Due sono le strade attra­verso le quali l’Udc po­trebbe entrare nel gover­no. Con un semplice rim­pasto- allargamento, op­pure attraverso una vera e propria crisi pilotata che porti alla nascita di un Ber­lusconi- bis, a questo pun­to senza più finiani, che verrebbero così abbando­nati al loro destino.L’ope­razione non è esente da ri­schi. Una crisi, seppur concordata, presenta sempre delle incognite. Anche se nel 2005 andò in porto senza intoppi.
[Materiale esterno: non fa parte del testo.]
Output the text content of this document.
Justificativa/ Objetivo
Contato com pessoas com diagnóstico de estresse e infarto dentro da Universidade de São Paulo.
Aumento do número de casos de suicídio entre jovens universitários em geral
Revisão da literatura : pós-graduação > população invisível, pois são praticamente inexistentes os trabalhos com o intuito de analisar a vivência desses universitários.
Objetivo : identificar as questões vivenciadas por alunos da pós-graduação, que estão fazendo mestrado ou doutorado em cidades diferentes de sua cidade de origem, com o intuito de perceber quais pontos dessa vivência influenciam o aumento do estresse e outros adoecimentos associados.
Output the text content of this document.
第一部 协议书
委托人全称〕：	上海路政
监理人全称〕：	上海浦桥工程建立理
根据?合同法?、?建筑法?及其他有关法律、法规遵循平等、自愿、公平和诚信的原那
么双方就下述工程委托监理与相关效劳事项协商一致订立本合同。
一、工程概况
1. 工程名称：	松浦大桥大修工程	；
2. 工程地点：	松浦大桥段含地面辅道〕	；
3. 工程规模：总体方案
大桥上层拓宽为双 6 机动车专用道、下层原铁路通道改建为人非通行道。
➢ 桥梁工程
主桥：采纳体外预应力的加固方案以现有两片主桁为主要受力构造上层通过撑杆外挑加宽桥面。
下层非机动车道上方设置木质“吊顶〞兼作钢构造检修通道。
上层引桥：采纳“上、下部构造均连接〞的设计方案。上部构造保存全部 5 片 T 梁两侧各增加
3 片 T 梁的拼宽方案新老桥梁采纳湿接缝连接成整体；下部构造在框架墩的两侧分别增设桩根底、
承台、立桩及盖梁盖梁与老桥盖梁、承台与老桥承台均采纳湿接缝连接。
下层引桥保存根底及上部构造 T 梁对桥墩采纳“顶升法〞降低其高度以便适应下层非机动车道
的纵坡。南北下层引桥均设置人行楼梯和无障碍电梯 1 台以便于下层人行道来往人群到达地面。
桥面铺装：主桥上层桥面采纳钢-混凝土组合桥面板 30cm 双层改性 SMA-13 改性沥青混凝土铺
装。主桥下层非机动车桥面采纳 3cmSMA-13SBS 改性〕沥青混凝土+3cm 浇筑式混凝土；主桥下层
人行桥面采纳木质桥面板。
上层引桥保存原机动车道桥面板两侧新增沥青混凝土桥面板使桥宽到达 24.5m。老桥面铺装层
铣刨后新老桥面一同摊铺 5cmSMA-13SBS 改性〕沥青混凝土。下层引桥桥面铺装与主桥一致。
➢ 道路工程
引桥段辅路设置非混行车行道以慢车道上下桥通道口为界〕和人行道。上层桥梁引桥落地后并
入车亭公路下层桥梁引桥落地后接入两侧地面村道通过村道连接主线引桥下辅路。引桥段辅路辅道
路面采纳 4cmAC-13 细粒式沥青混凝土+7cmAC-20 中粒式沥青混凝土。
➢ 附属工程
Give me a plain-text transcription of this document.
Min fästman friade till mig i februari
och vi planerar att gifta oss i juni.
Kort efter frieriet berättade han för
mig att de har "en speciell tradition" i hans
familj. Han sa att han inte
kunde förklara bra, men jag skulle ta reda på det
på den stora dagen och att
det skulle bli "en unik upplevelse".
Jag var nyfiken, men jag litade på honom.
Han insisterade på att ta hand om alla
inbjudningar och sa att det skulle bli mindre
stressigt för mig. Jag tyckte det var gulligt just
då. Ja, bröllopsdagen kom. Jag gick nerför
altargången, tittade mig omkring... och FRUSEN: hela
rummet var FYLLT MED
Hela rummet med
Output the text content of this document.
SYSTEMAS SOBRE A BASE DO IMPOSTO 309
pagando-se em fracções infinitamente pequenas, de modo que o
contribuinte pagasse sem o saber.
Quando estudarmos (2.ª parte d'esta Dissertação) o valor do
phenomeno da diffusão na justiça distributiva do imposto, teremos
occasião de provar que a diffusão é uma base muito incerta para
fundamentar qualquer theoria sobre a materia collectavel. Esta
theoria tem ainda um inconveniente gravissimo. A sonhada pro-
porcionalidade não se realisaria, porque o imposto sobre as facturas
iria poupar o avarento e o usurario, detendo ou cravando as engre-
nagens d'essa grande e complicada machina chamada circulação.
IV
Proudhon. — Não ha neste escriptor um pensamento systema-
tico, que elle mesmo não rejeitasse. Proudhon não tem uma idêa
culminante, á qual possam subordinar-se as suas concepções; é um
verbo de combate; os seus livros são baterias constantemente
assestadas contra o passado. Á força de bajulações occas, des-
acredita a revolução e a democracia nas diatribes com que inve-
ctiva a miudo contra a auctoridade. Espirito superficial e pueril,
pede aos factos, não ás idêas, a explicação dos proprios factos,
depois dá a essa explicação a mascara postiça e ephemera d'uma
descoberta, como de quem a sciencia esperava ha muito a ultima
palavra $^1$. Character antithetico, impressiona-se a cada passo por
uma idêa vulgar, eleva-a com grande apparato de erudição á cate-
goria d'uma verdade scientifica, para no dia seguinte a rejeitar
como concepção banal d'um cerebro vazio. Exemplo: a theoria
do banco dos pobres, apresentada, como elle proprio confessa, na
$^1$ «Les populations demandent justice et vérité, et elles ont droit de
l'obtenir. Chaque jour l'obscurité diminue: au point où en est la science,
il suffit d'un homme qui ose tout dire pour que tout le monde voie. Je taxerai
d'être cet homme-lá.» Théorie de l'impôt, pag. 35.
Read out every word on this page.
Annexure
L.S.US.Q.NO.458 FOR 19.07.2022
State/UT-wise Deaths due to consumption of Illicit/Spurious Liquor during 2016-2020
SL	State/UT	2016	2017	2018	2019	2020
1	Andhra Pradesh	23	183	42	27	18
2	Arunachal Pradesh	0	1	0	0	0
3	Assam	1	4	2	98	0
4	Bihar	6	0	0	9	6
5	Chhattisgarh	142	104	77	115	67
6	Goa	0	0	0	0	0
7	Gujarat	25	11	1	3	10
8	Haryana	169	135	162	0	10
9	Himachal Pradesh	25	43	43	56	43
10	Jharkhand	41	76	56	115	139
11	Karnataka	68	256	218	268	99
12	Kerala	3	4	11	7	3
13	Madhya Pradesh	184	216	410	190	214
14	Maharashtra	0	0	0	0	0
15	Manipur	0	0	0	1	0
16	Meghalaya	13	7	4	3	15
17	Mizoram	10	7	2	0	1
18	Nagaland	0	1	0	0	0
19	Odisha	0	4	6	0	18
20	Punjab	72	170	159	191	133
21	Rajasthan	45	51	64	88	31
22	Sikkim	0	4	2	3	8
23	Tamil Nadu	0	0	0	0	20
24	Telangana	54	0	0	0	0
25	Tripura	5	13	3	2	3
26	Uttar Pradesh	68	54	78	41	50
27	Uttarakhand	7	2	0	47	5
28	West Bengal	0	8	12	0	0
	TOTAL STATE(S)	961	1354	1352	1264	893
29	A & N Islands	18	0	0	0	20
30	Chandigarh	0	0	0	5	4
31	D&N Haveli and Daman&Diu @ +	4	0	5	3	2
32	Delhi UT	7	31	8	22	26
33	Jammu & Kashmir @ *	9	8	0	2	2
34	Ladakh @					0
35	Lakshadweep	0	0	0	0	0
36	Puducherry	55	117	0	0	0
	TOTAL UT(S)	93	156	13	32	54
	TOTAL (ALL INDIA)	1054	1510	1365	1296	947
Ber­lusconi, alle prese con il caso Follini (un Fini anti litteram) e con un non buon risultato alle elezio­ni regionali, sciolse il suo esecutivo e ne presentò uno nuovo due giorni do­po sotto la regia dell’allo­ra presidente Ciampi.

Il quadro politico, ovvia­mente, non è lo stesso di allora. An e Forza Italia nel 2005 non erano fuse (in tutti i sensi), l’Udc tene­va botta nella coalizione e la Lega non era alle prese con le divisioni interne di oggi, Follini non aveva il potere e le protezioni di cui gode oggi Gianfranco Fini. Di vantaggioso c’è in­vece il tempo che manca alle prossime elezioni. Tre anni invece di uno. Uno spazio sufficiente per misurare la reale leal­tà di Casini verso il proget­to Pdl e per far digerire agli elettori un ri-matri­monio che non a pochi fa­rà storcere il naso. Ma la vera incognita è un’altra.

Un progetto così tran­chant (anche se assoluta­mente naturale, l’Udc è parte a tutti gli effetti del centrodestra) quanto po­trà galleggiare nel limbo della politica prima di es­sere affondato da killer e kamikaze che, dentro e fuori il Pdl, lo vedono co­me ostile? Temo non mol­to. Meglio sarebbe stato dire: da domani si cam­bia. Ma forse Silvio-Ma­chiavelli ha previsto an­che questo.